Change in status from full-time to part-time student:

  • If a full-time student (registered for at least 12 equated credits) drops a course during the refund period and thus is registered for fewer than 12 credits, the student’s effective tuition is then calculated on a part-time basis. However, the student is liable also for that portion of the full-time tuition that is not refunded in accordance with existing refund procedures. The student’s refund is calculated by subtracting the new part-time tuition amount from the full-time amount and multiplying the difference by the appropriate percentage based on the date of withdrawal.

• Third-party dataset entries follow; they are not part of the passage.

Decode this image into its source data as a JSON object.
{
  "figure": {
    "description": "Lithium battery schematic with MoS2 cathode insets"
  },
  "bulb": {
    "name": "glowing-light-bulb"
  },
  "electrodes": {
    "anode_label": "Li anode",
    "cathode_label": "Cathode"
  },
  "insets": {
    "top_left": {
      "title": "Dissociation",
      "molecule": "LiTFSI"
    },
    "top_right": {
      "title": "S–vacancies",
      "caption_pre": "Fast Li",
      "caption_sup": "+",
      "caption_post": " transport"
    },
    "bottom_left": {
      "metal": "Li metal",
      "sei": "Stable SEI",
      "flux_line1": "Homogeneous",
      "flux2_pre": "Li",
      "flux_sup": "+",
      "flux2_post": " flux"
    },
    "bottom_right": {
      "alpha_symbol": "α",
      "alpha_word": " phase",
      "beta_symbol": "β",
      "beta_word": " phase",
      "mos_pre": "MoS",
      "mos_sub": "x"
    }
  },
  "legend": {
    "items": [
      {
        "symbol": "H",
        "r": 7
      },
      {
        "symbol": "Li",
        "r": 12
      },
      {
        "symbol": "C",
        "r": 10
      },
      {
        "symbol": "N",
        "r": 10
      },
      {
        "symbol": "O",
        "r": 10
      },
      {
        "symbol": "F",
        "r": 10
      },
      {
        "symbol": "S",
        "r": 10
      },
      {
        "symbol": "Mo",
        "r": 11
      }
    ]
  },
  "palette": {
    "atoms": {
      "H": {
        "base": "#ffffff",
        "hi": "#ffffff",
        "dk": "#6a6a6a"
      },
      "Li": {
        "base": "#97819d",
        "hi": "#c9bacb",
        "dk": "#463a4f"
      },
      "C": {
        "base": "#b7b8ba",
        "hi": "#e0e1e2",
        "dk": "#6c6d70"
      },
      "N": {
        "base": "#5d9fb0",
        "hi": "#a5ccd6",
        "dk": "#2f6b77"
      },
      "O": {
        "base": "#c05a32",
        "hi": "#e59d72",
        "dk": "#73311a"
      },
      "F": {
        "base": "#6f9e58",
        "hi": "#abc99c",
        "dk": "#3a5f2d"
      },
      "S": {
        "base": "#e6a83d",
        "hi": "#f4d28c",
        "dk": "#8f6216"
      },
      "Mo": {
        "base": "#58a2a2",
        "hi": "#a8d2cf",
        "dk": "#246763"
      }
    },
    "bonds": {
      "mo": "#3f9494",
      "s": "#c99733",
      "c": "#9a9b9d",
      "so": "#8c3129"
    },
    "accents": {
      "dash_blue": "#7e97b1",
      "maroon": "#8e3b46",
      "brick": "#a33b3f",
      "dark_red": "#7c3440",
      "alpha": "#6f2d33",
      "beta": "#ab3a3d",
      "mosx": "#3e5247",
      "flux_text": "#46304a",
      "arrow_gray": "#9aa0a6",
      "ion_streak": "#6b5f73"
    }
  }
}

Federal Return to Title IV policy:

  • Students who withdraw from all classes, either officially or unofficially, may have their financial aid package recalculated based on the Federal Return to Title IV regulations. The regulations require that the College calculate the portion of the federal aid a student is entitled to, based on the aid that could have been disbursed had the student remained enrolled and the number of days the student attended classes. The enrollment status used to calculate financial aid eligibility is set either on the 21st day of classes or at the point the student’s financial aid record becomes payable. Students who withdraw from some or all classes prior to the earlier of those dates will have their aid recalculated and could lose some or all of their aid. If a student fails to begin attendance in some or all of their classes, the unattended classes will not be used to calculate their enrollment status for financial aid eligibility. If aid has been disbursed for unattended classes, the student may be required to return funds, with the exception of college work-study earned, which will not be recouped. Students who officially withdraw after completing more than 60% of the semester are considered to have “earned” their federal financial aid, and the College is not required to recalculate their eligibility.
  • If the Return to Title IV calculation determines that the student is not entitled to a portion of the aid that has already been disbursed, the College will return the “unearned” portion to the federal government and the student will be billed for the money that was returned on his or her behalf. A stop will be placed on the student’s record until the money has been repaid to the bursar.
  • If the calculation determines that the student is entitled to aid that has not been disbursed, the Office of the University Controller will notify the student of his or her eligibility and give the student the opportunity to decline the disbursement. If the student does not decline the disbursement, it will be mailed to the student by the Office of the University Controller, with the exception of student loans. To receive a postwithdrawal disbursement of loan funds, the student must sign and return the postwithdrawal notice, confirming that he or she wants the loan to be disbursed; however, only the first disbursement of a loan may be disbursed after a student has withdrawn. If a balance is owed to the College, the bursar may, with the exception of student loans, request the postwithdrawal disbursement.

Other specific situations:

  • If the student activity fee is paid in advance and the student does not register due to medical reasons, is forced to move out of state, or is required to work as a result of a death in the family, in general, the student activity fee would not be refunded.
  • If a student, because of medical or mental illness, is absent from classes and does not withdraw during the first three weeks of the session and at a later date requests a refund, supporting each request with documentation, the following may be considered: As a general rule, the law recognizes that time limits should not necessarily control where rights may be exercised within specified time limits, if the individual presents a justifiable excuse for not making a timely request, and there is no prejudice in granting the untimely request, a refund may be made.